Paul Bergrin, a defense lawyer and former prosecutor, has been accused of going a bit too far in fulfilling his duty of zealous advocacy for his client: police believed that Bergrin encouraged the 2004 killing of Deshawn McCray. He is also accused of running a brothel with representatives from the oldest profession.
Mr. McCray was a critical witness against Mr. Bergrin’s client William Baskerville, who is facing charges as a cocaine dealer.
Prosecutors say that Bergrin passed along McCray’s name to friends of his client and in a meeting told them “No Kemo, no case.” Kemo is McCray’s nickname. Three months later there was no Kemo — he was shot in the head by the gang.
Prosecutors however appear to have blundered themselves in handling evidence, including a tape of surveillance — making a criminal charge difficult. Bergrin vehemently denies the charge. Yet, police say there is a pattern.
In one case, murder charges against Mr. Bergrin’s client were dropped after a prosecution witnesses was killed. In another murder case and a shooting case, charges were reduced after witnesses were intimidated and recanted their previous statements. And in 2005, a witness against one of Mr. Bergrin’s clients in a murder case changed his story after the defendant’s relatives gave him $1,050 in Mr. Bergrin’s office — and later pleaded guilty to making the payment.

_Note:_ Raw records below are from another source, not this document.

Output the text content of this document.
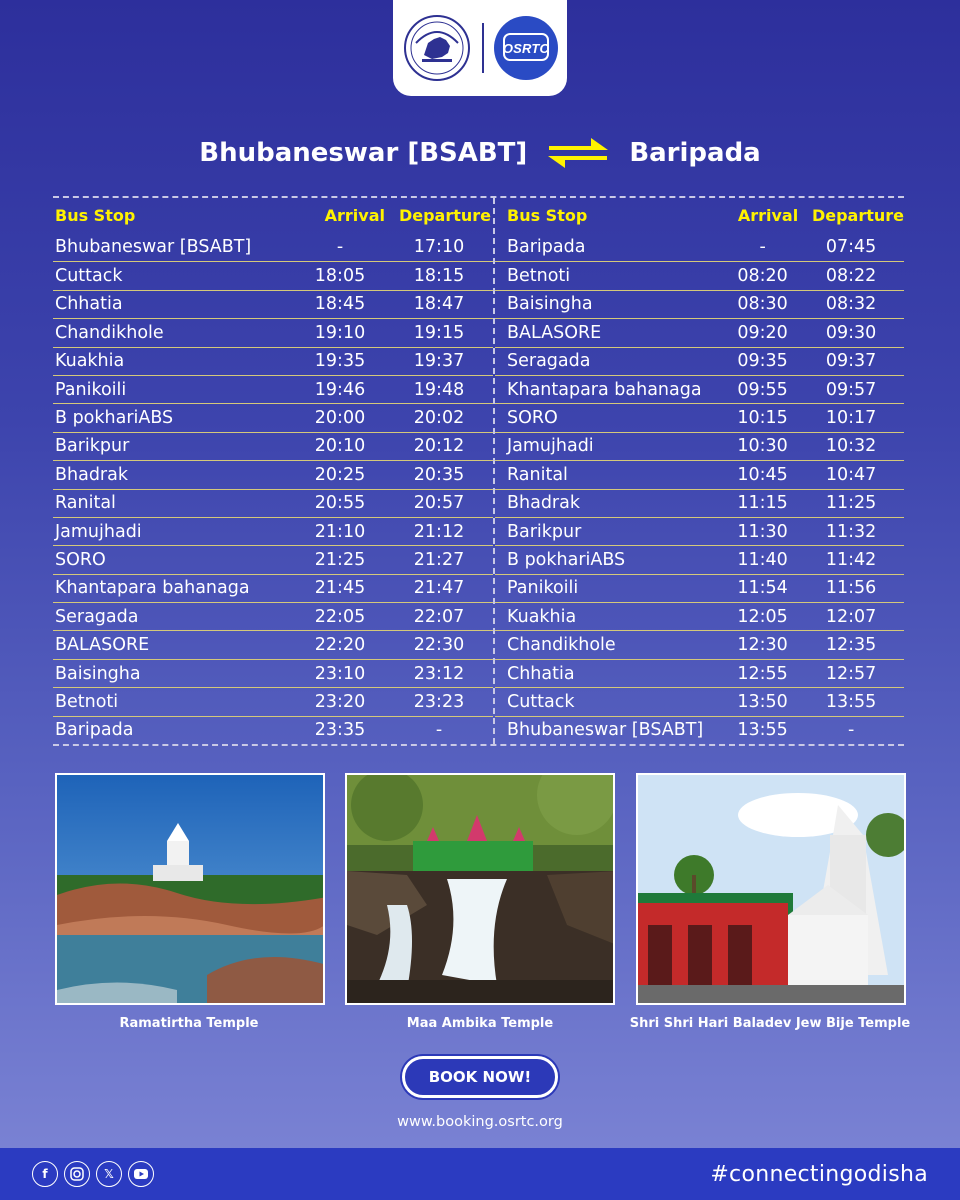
OSRTC
Bhubaneswar [BSABT]	Baripada
Bus Stop	Arrival Departure
Bhubaneswar [BSABT]	-	17:10
Cuttack	18:05	18:15
Chhatia	18:45	18:47
Chandikhole	19:10	19:15
Kuakhia	19:35	19:37
Panikoili	19:46	19:48
B pokhariABS	20:00	20:02
Barikpur	20:10	20:12
Bhadrak	20:25	20:35
Ranital	20:55	20:57
Jamujhadi	21:10	21:12
SORO	21:25	21:27
Khantapara bahanaga	21:45	21:47
Seragada	22:05	22:07
BALASORE	22:20	22:30
Baisingha	23:10	23:12
Betnoti	23:20	23:23
Baripada	23:35	-
Bus Stop	Arrival Departure
Baripada	-	07:45
Betnoti	08:20	08:22
Baisingha	08:30	08:32
BALASORE	09:20	09:30
Seragada	09:35	09:37
Khantapara bahanaga	09:55	09:57
SORO	10:15	10:17
Jamujhadi	10:30	10:32
Ranital	10:45	10:47
Bhadrak	11:15	11:25
Barikpur	11:30	11:32
B pokhariABS	11:40	11:42
Panikoili	11:54	11:56
Kuakhia	12:05	12:07
Chandikhole	12:30	12:35
Chhatia	12:55	12:57
Cuttack	13:50	13:55
Bhubaneswar [BSABT]	13:55	-
Ramatirtha Temple	Maa Ambika Temple	Shri Shri Hari Baladev Jew Bije Temple
BOOK NOW!
www.booking.osrtc.org
f	𝕏	#connectingodisha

Mr. Bergrin was not present in the office at the time, and he said he had no knowledge of any such payment. “There was never any allegation that I was involved,” he said.
Bergrin in the meantime is facing charges that he was the operator of New York Confidential, a brothel that charged $1,000 an hour. Prosecutors say that he took over the operation from a client and has used it to give sexual favors to cops and jail guards.
Bergrin denies these charges as well. It should make for a quite a trial.